GUPTA: I thought I was faster than that.

SILVA: Totally. Most of us do, but that's one of those funny games. Anyway.

GUPTA: Stay in touch. Come back any time.

SILVA: Thanks for having me. Such a pleasure, Sanjay.

GUPTA: Thank you.

SILVA: Thanks.

GUPTA: It was a lot of fun. You can see there why that show is so popular. And you can catch the season finale of "Brain Games" Monday night, 9:00 p.m. on the National Geographic Channel.

But, up next on SGMD, you know, there's another part of your body that can also play tricks on you -- As one headline put it, why your gut bacteria wants you to eat a cupcake. We'll explain.

(COMMERCIAL BREAK)

GUPTA: Do you ever feel like your stomach has a mind of its own? Well, more and more research out there indicates that very well may be true.

(BEGIN VIDEOTAPE)

GUPTA (voice-over): This might creep you out, but even when you're eating alone, you've got company, trillions of bacteria living in your gut, helping to digest food and keep your immune system in check.

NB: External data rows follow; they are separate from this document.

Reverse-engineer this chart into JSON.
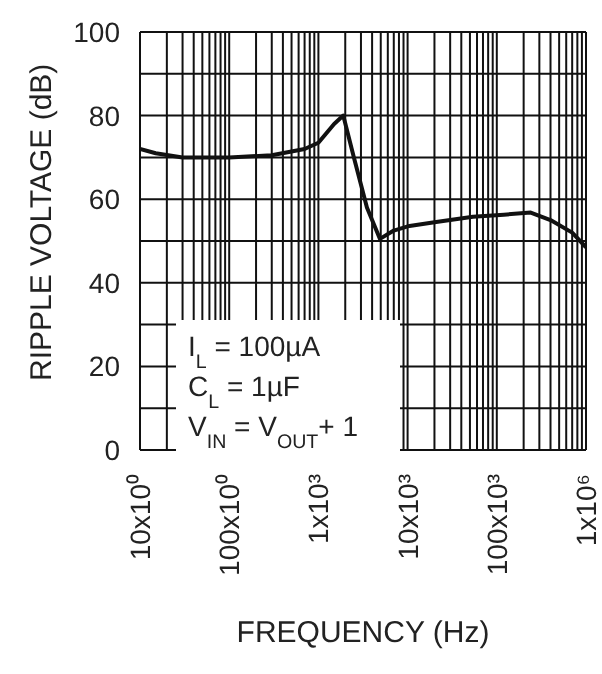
{
  "chart_data": {
    "type": "line",
    "xlabel": "FREQUENCY (Hz)",
    "ylabel": "RIPPLE VOLTAGE (dB)",
    "log": "x",
    "grid": true,
    "marker": "none",
    "line_style": "solid",
    "xlim": [
      10,
      1000000
    ],
    "ylim": [
      0,
      100
    ],
    "xticks": [
      {
        "value": 10,
        "label": "10x10⁰"
      },
      {
        "value": 20,
        "label": null
      },
      {
        "value": 30,
        "label": null
      },
      {
        "value": 40,
        "label": null
      },
      {
        "value": 50,
        "label": null
      },
      {
        "value": 60,
        "label": null
      },
      {
        "value": 70,
        "label": null
      },
      {
        "value": 80,
        "label": null
      },
      {
        "value": 90,
        "label": null
      },
      {
        "value": 100,
        "label": "100x10⁰"
      },
      {
        "value": 200,
        "label": null
      },
      {
        "value": 300,
        "label": null
      },
      {
        "value": 400,
        "label": null
      },
      {
        "value": 500,
        "label": null
      },
      {
        "value": 600,
        "label": null
      },
      {
        "value": 700,
        "label": null
      },
      {
        "value": 800,
        "label": null
      },
      {
        "value": 900,
        "label": null
      },
      {
        "value": 1000,
        "label": "1x10³"
      },
      {
        "value": 2000,
        "label": null
      },
      {
        "value": 3000,
        "label": null
      },
      {
        "value": 4000,
        "label": null
      },
      {
        "value": 5000,
        "label": null
      },
      {
        "value": 6000,
        "label": null
      },
      {
        "value": 7000,
        "label": null
      },
      {
        "value": 8000,
        "label": null
      },
      {
        "value": 9000,
        "label": null
      },
      {
        "value": 10000,
        "label": "10x10³"
      },
      {
        "value": 20000,
        "label": null
      },
      {
        "value": 30000,
        "label": null
      },
      {
        "value": 40000,
        "label": null
      },
      {
        "value": 50000,
        "label": null
      },
      {
        "value": 60000,
        "label": null
      },
      {
        "value": 70000,
        "label": null
      },
      {
        "value": 80000,
        "label": null
      },
      {
        "value": 90000,
        "label": null
      },
      {
        "value": 100000,
        "label": "100x10³"
      },
      {
        "value": 200000,
        "label": null
      },
      {
        "value": 300000,
        "label": null
      },
      {
        "value": 400000,
        "label": null
      },
      {
        "value": 500000,
        "label": null
      },
      {
        "value": 600000,
        "label": null
      },
      {
        "value": 700000,
        "label": null
      },
      {
        "value": 800000,
        "label": null
      },
      {
        "value": 900000,
        "label": null
      },
      {
        "value": 1000000,
        "label": "1x10⁶"
      }
    ],
    "yticks": [
      0,
      {
        "value": 10,
        "label": null
      },
      20,
      {
        "value": 30,
        "label": null
      },
      40,
      {
        "value": 50,
        "label": null
      },
      60,
      {
        "value": 70,
        "label": null
      },
      80,
      {
        "value": 90,
        "label": null
      },
      100
    ],
    "annotations": [
      "I$_{L}$ = 100µA",
      "C$_{L}$ = 1µF",
      "V$_{IN}$ = V$_{OUT}$+ 1"
    ],
    "series": [
      {
        "color": "#111111",
        "x": [
          10,
          15,
          30,
          100,
          300,
          700,
          1000,
          1500,
          1900,
          2500,
          3500,
          4900,
          7000,
          10500,
          20000,
          54000,
          120000,
          240000,
          400000,
          700000,
          1000000
        ],
        "values": [
          72,
          71,
          70,
          70,
          70.5,
          72,
          73.5,
          78,
          80,
          70,
          58,
          50.5,
          52.5,
          53.6,
          54.5,
          55.8,
          56.3,
          56.8,
          55,
          52,
          48.5
        ]
      }
    ]
  }
}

DR. SHARON BERGQUIST, EMORY UNIVERSITY SCHOOL OF MEDICINE: What we're finding is that the gastrointestinal system just may end up being the gateway to our overall health.

GUPTA: In fact, all the bacterial cells in our gut outnumber human cells 10 to one. In order to survive, they thrive on different nutrients. Some prefer sugar, others fat. Some bacteria even like the healthy stuff like fiber. In order to make sure they get the nutrients they need, all these

bacteria can alter our cravings. They can change our taste receptors. Help release hormones that make us hungry. They can even hijack the biggest nerves that connect our stomach to our brain.

But we can also change the make up of our gut bacteria. We can change our cravings by changing our diet, and by developing acquired tastes.

(END VIDEOTAPE)

GUPTA: So, when it comes to pizza, fries, chocolate, you really don't always want to trust your gut.

That's going to wrap things up for SGMD today. Time now, though, to get you back in "THE CNN NEWSROOM" with Jim Sciutto.